SF supes reject appeal for Google bus pilot
San Francisco Board of Supervisors rejected an appeal that would have subjected an 18-month pilot program allowing private commuter shuttles to use Muni bus stops to a review under the California Environment Quality Act.
The board voted 8-2 to reject the appeal filed by SEIU Local 1021, The League of Pissed Off Voters and the Harvey Milk LGBT Democratic Club in February. Supervisors David Campos and John Avalos voted in favor of the environmental review.
The hearing, which lasted for over six hours at Tuesday’s board meeting, had testimony from members of the organization who filed the appeal and City residents who said the private commuter shuttles not only block and delay Muni buses, but have also affected rent increase and evictions in neighborhoods where commuter shuttles stop to pick up employees to tech companies.

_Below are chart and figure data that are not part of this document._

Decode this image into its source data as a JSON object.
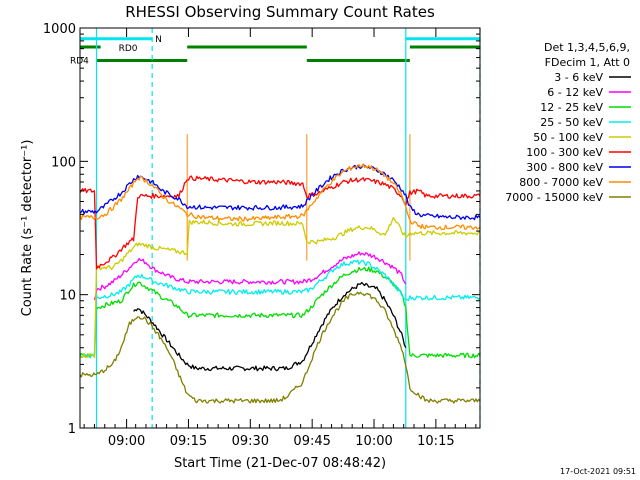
{
  "chart_data": {
    "type": "line",
    "title": "RHESSI Observing Summary Count Rates",
    "xlabel": "Start Time (21-Dec-07 08:48:42)",
    "ylabel": "Count Rate (s⁻¹ detector⁻¹)",
    "yscale": "log",
    "ylim": [
      1,
      1000
    ],
    "xlim_minutes": [
      0,
      97
    ],
    "x_unit": "minutes after 08:48:42",
    "y_tick_labels": [
      "1",
      "10",
      "100",
      "1000"
    ],
    "x_tick_labels": [
      "09:00",
      "09:15",
      "09:30",
      "09:45",
      "10:00",
      "10:15"
    ],
    "x_ticks_minutes": [
      11.3,
      26.3,
      41.3,
      56.3,
      71.3,
      86.3
    ],
    "legend_header": [
      "Det 1,3,4,5,6,9,",
      "FDecim 1, Att 0"
    ],
    "legend_position": "right",
    "footer": "17-Oct-2021 09:51",
    "flags": [
      {
        "label": "N",
        "color": "#00e5ee",
        "segments": [
          [
            0,
            17.5
          ],
          [
            79,
            97
          ]
        ],
        "y": 830
      },
      {
        "label": "RD0",
        "color": "#008000",
        "segments": [
          [
            0,
            5
          ],
          [
            26,
            55
          ],
          [
            80,
            97
          ]
        ],
        "y": 720
      },
      {
        "label": "RD4",
        "color": "#008000",
        "segments": [
          [
            4,
            26
          ],
          [
            55,
            80
          ]
        ],
        "y": 570
      }
    ],
    "vlines_cyan_solid": [
      4,
      79
    ],
    "vlines_cyan_dashed": [
      17.5,
      97
    ],
    "vlines_saa": [
      26,
      55,
      80
    ],
    "series": [
      {
        "name": "3 - 6 keV",
        "color": "#000000",
        "x": [
          13,
          14,
          16,
          18,
          20,
          22,
          24,
          26,
          28,
          30,
          34,
          40,
          46,
          50,
          54,
          56,
          58,
          60,
          62,
          64,
          66,
          68,
          70,
          72,
          74,
          76,
          78,
          79
        ],
        "y": [
          7.5,
          8,
          7,
          6,
          5,
          4.2,
          3.5,
          3,
          2.8,
          2.8,
          2.8,
          2.8,
          2.8,
          2.8,
          3.2,
          4.2,
          5.5,
          7,
          8.5,
          10,
          11,
          12,
          11.5,
          11,
          9,
          7,
          5,
          4
        ]
      },
      {
        "name": "6 - 12 keV",
        "color": "#ff00ff",
        "x": [
          3.5,
          4,
          6,
          8,
          10,
          12,
          14,
          16,
          18,
          20,
          22,
          24,
          26,
          30,
          36,
          42,
          48,
          54,
          56,
          58,
          60,
          62,
          64,
          66,
          68,
          70,
          72,
          74,
          76,
          78,
          79
        ],
        "y": [
          9,
          11,
          11.5,
          12.5,
          14,
          16,
          18.5,
          17.5,
          15.5,
          14.5,
          13.5,
          13,
          12.5,
          12.5,
          12.5,
          12.5,
          12.5,
          12.5,
          13,
          14,
          15.5,
          17,
          18.5,
          19.5,
          20.5,
          20,
          19,
          17.5,
          16,
          14,
          12
        ]
      },
      {
        "name": "12 - 25 keV",
        "color": "#00dd00",
        "x": [
          0,
          3.5,
          4,
          10,
          12,
          14,
          16,
          18,
          20,
          22,
          24,
          26,
          30,
          36,
          42,
          48,
          54,
          56,
          58,
          60,
          62,
          64,
          66,
          68,
          70,
          72,
          74,
          76,
          78,
          79,
          80,
          97
        ],
        "y": [
          3.5,
          3.5,
          8,
          9,
          11,
          12.5,
          11.5,
          10.5,
          9.5,
          8.8,
          8,
          7,
          7,
          7,
          7,
          7,
          7,
          8,
          9.5,
          11,
          12.5,
          14,
          15,
          15.5,
          15.5,
          15,
          13.5,
          12,
          10,
          8,
          3.5,
          3.5
        ]
      },
      {
        "name": "25 - 50 keV",
        "color": "#00eeee",
        "x": [
          0,
          3.5,
          4,
          8,
          10,
          12,
          14,
          16,
          18,
          20,
          22,
          24,
          26,
          30,
          36,
          42,
          48,
          54,
          56,
          58,
          60,
          62,
          64,
          66,
          68,
          70,
          72,
          74,
          76,
          78,
          79,
          80,
          84,
          90,
          97
        ],
        "y": [
          3.5,
          3.5,
          9.5,
          10,
          10.5,
          12,
          14,
          13.5,
          12.5,
          12,
          11.5,
          11,
          10.5,
          10.5,
          10.5,
          10.5,
          10.5,
          10.5,
          11,
          12.5,
          14,
          16,
          17,
          17.5,
          17.5,
          17,
          15.5,
          14,
          12,
          10,
          9,
          9.5,
          9.5,
          9.5,
          9.5
        ]
      },
      {
        "name": "50 - 100 keV",
        "color": "#cccc00",
        "x": [
          0,
          3.5,
          4,
          8,
          10,
          12,
          14,
          16,
          18,
          20,
          22,
          24,
          26,
          26.5,
          30,
          36,
          42,
          48,
          54,
          55,
          56,
          58,
          60,
          62,
          64,
          66,
          68,
          70,
          72,
          74,
          76,
          78,
          79,
          80,
          84,
          90,
          97
        ],
        "y": [
          3.5,
          3.5,
          16,
          16,
          18,
          21,
          24,
          23.5,
          22.5,
          22,
          21.5,
          21,
          20.5,
          35,
          35,
          34,
          34,
          34.5,
          34,
          25,
          25,
          25,
          26,
          27,
          29,
          31,
          32,
          32,
          30,
          28,
          38,
          30,
          27,
          29,
          29,
          29,
          29
        ]
      },
      {
        "name": "100 - 300 keV",
        "color": "#ff0000",
        "x": [
          0,
          3.5,
          4,
          8,
          10,
          12,
          13,
          14,
          16,
          18,
          20,
          22,
          24,
          26,
          30,
          36,
          42,
          48,
          54,
          55,
          58,
          60,
          62,
          64,
          66,
          68,
          70,
          72,
          74,
          76,
          78,
          79,
          80,
          82,
          84,
          90,
          97
        ],
        "y": [
          60,
          60,
          16,
          19,
          22,
          25,
          26,
          55,
          55,
          55,
          55,
          55,
          55,
          75,
          74,
          72,
          70,
          70,
          68,
          55,
          58,
          62,
          66,
          70,
          72,
          73,
          72,
          70,
          67,
          62,
          55,
          48,
          58,
          60,
          55,
          55,
          55
        ]
      },
      {
        "name": "300 - 800 keV",
        "color": "#0000ee",
        "x": [
          0,
          4,
          6,
          8,
          10,
          12,
          14,
          16,
          18,
          20,
          22,
          24,
          26,
          30,
          36,
          42,
          48,
          54,
          56,
          58,
          60,
          62,
          64,
          66,
          68,
          70,
          72,
          74,
          76,
          78,
          79,
          80,
          82,
          84,
          90,
          97
        ],
        "y": [
          42,
          42,
          46,
          52,
          58,
          68,
          78,
          74,
          68,
          60,
          56,
          52,
          46,
          45,
          45,
          45,
          45,
          46,
          55,
          63,
          72,
          80,
          86,
          90,
          92,
          90,
          86,
          80,
          72,
          62,
          55,
          45,
          40,
          39,
          38,
          38
        ]
      },
      {
        "name": "800 - 7000 keV",
        "color": "#ff8c00",
        "x": [
          0,
          4,
          6,
          8,
          10,
          12,
          14,
          16,
          18,
          20,
          22,
          24,
          26,
          30,
          36,
          42,
          48,
          54,
          56,
          58,
          60,
          62,
          64,
          66,
          68,
          70,
          72,
          74,
          76,
          78,
          79,
          80,
          82,
          84,
          90,
          97
        ],
        "y": [
          38,
          38,
          40,
          45,
          52,
          62,
          76,
          72,
          64,
          55,
          49,
          45,
          40,
          38,
          37,
          37,
          38,
          39,
          47,
          56,
          66,
          75,
          84,
          90,
          93,
          92,
          86,
          78,
          68,
          56,
          45,
          36,
          33,
          32,
          32,
          32
        ]
      },
      {
        "name": "7000 - 15000 keV",
        "color": "#808000",
        "x": [
          0,
          3,
          4,
          8,
          10,
          12,
          14,
          16,
          18,
          20,
          22,
          24,
          26,
          28,
          30,
          36,
          42,
          48,
          50,
          54,
          56,
          58,
          60,
          62,
          64,
          66,
          68,
          70,
          72,
          74,
          76,
          78,
          79,
          80,
          84,
          90,
          97
        ],
        "y": [
          2.5,
          2.5,
          2.5,
          3,
          4,
          6,
          7,
          6.5,
          5.5,
          4.5,
          3.5,
          2.5,
          1.8,
          1.6,
          1.6,
          1.6,
          1.6,
          1.6,
          1.7,
          2.2,
          3.2,
          4.5,
          6,
          7.5,
          9,
          10,
          10.5,
          10,
          9,
          7.5,
          5.5,
          4,
          3,
          2,
          1.6,
          1.6,
          1.6
        ]
      }
    ]
  }
}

Attorney Richard Druary said the program was the opposite of affirmative action:
“We’re busing wealthy, predominantly white adults into low-income neighborhoods, where they in turn displace low-income people.”

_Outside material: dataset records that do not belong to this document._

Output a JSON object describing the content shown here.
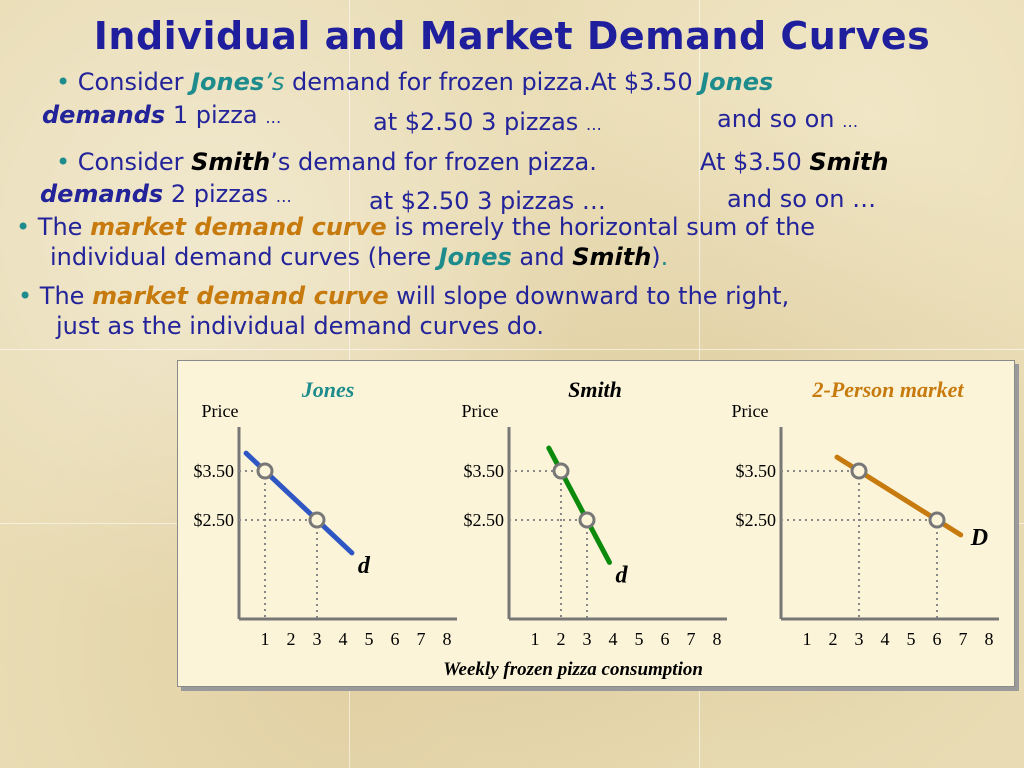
{
  "slide": {
    "title": "Individual and Market Demand Curves",
    "b1": {
      "bullet": "•",
      "consider": "Consider ",
      "name": "Jones",
      "suffix": "’s",
      "rest": " demand for frozen pizza.",
      "at350": "At $3.50 ",
      "name2": "Jones",
      "demands": "demands",
      "pizza1": " 1 pizza ",
      "ell1": "…",
      "at250": "at $2.50 3 pizzas ",
      "ell2": "…",
      "soon": "and so on ",
      "ell3": "…"
    },
    "b2": {
      "bullet": "•",
      "consider": "Consider ",
      "name": "Smith",
      "suffix": "’s demand for frozen pizza.",
      "at350": "At $3.50 ",
      "name2": "Smith",
      "demands": "demands",
      "pizza2": " 2 pizzas ",
      "ell1": "…",
      "at250": "at $2.50 3 pizzas …",
      "soon": "and so on …"
    },
    "b3": {
      "bullet": "•",
      "the": "The ",
      "mdc": "market demand curve",
      "rest1": " is merely the horizontal sum of the",
      "rest2": "individual demand curves (here ",
      "jones": "Jones",
      "and": " and ",
      "smith": "Smith",
      "close": ")",
      "period": "."
    },
    "b4": {
      "bullet": "•",
      "the": "The ",
      "mdc": "market demand curve",
      "rest1": " will slope downward to the right,",
      "rest2": "just as the individual demand curves do."
    }
  },
  "chart_data": [
    {
      "type": "line",
      "title": "Jones",
      "ylabel": "Price",
      "xticks": [
        1,
        2,
        3,
        4,
        5,
        6,
        7,
        8
      ],
      "yticks": [
        "$3.50",
        "$2.50"
      ],
      "points": [
        {
          "quantity": 1,
          "price": 3.5
        },
        {
          "quantity": 3,
          "price": 2.5
        }
      ],
      "curve_label": "d",
      "color": "#2f57c4",
      "title_color": "#1e8c8c"
    },
    {
      "type": "line",
      "title": "Smith",
      "ylabel": "Price",
      "xticks": [
        1,
        2,
        3,
        4,
        5,
        6,
        7,
        8
      ],
      "yticks": [
        "$3.50",
        "$2.50"
      ],
      "points": [
        {
          "quantity": 2,
          "price": 3.5
        },
        {
          "quantity": 3,
          "price": 2.5
        }
      ],
      "curve_label": "d",
      "color": "#0b8a0b",
      "title_color": "#000000"
    },
    {
      "type": "line",
      "title": "2-Person market",
      "ylabel": "Price",
      "xticks": [
        1,
        2,
        3,
        4,
        5,
        6,
        7,
        8
      ],
      "yticks": [
        "$3.50",
        "$2.50"
      ],
      "points": [
        {
          "quantity": 3,
          "price": 3.5
        },
        {
          "quantity": 6,
          "price": 2.5
        }
      ],
      "curve_label": "D",
      "color": "#c77a0d",
      "title_color": "#c77a0d"
    }
  ],
  "shared_xlabel": "Weekly frozen pizza consumption"
}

Druary, who represents the groups that filed the appeal, also said to the board that the impact of the shuttles can cause health impacts to residents because the commuter shuttles use diesel fuel.
Supervisor Campos was concerned about the lack of community input. He said how could the Planning Department, which granted the SFMTA an exemption to the environmental review, know the impacts of the community when there were no community meeting prior to the SFMTA board approving the 18-month pilot.
The SFMTA pilot program, approved by its board in January, would allow private commuter shuttles to use 200 Muni bus stops through a permitting process and paying the transit agency a $1 per stop.
Commuter shuttles who want to participate with the pilot would have to follow SFMTA rules such as having a GPS monitor to make sure shuttles are using the stops that they are permitted to use, yielding to Muni buses and shuttles cannot be idling at Muni bus stops.
SFMTA project manager Carli Paine said in January that the pilot would help the transit agency keep track of the private commuter shuttles and which Muni bus stops they are using.
Right now, the transit agency has no solid data on this information with the exception of some information from a few companies.
She also said commuter shuttles provide an alternative for tech employees who said they have gotten rid of their personal vehicle because of the shuttles provided for them.
The transit agency is working on which Muni stops would be available for commuter shuttles. Implementation of the program is still planned for July 1.